Rob1742 Posted 17 September 2014 Posted 17 September 2014 What a disgusting animal Rob is. How rude of you. It wasn't me, it was people I used to hang around with. My misdemeanour has only been to crap the bed once, oh and drop a log on the bonnet of my mates triumph herald. You know what the thread is about, if you don't like it, move to another thread
Buzzell Posted 17 September 2014 Posted 17 September 2014 Working at a council unit this morning and needed to drop the kids off at the pool.
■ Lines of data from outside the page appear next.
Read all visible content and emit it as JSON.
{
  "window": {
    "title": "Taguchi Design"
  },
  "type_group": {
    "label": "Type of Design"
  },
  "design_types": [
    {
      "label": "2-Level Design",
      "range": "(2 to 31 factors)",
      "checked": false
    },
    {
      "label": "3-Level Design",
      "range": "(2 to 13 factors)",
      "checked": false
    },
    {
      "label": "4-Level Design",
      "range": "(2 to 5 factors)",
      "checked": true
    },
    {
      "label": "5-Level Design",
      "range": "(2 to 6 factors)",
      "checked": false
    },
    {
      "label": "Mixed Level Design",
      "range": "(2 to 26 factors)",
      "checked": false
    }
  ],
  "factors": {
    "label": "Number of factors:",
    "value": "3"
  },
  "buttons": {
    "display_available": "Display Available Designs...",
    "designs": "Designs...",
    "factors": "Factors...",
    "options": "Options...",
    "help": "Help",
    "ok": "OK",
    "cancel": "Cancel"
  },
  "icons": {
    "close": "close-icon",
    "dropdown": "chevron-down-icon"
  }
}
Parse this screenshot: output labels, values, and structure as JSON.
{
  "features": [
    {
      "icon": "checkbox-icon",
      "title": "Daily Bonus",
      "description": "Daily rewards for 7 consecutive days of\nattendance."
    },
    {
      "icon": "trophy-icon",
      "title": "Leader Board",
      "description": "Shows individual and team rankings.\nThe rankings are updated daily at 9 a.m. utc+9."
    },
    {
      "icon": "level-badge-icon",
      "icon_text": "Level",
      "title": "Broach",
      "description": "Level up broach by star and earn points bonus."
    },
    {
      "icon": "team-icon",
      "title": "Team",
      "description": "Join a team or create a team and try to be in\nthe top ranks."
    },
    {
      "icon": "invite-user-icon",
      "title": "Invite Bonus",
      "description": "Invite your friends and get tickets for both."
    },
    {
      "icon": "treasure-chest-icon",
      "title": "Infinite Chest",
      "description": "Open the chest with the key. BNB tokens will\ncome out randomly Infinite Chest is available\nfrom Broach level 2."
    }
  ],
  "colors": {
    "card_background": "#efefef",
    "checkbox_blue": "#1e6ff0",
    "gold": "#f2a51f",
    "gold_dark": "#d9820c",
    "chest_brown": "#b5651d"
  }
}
Realised there wasn't any bog roll on site. Thank god I had an emergency backup toilet roll in the van.
Strokes Posted 17 September 2014 Posted 17 September 2014 How rude of you. It wasn't me, it was people I used to hang around with. My misdemeanour has only been to crap the bed once, oh and drop a log on the bonnet of my mates triumph herald. You know what the thread is about, if you don't like it, move to another thread Thats fúcking gross.Im pretty sure you said dog owners house stink, i cant imagine guests love it at your crap palace to be honest.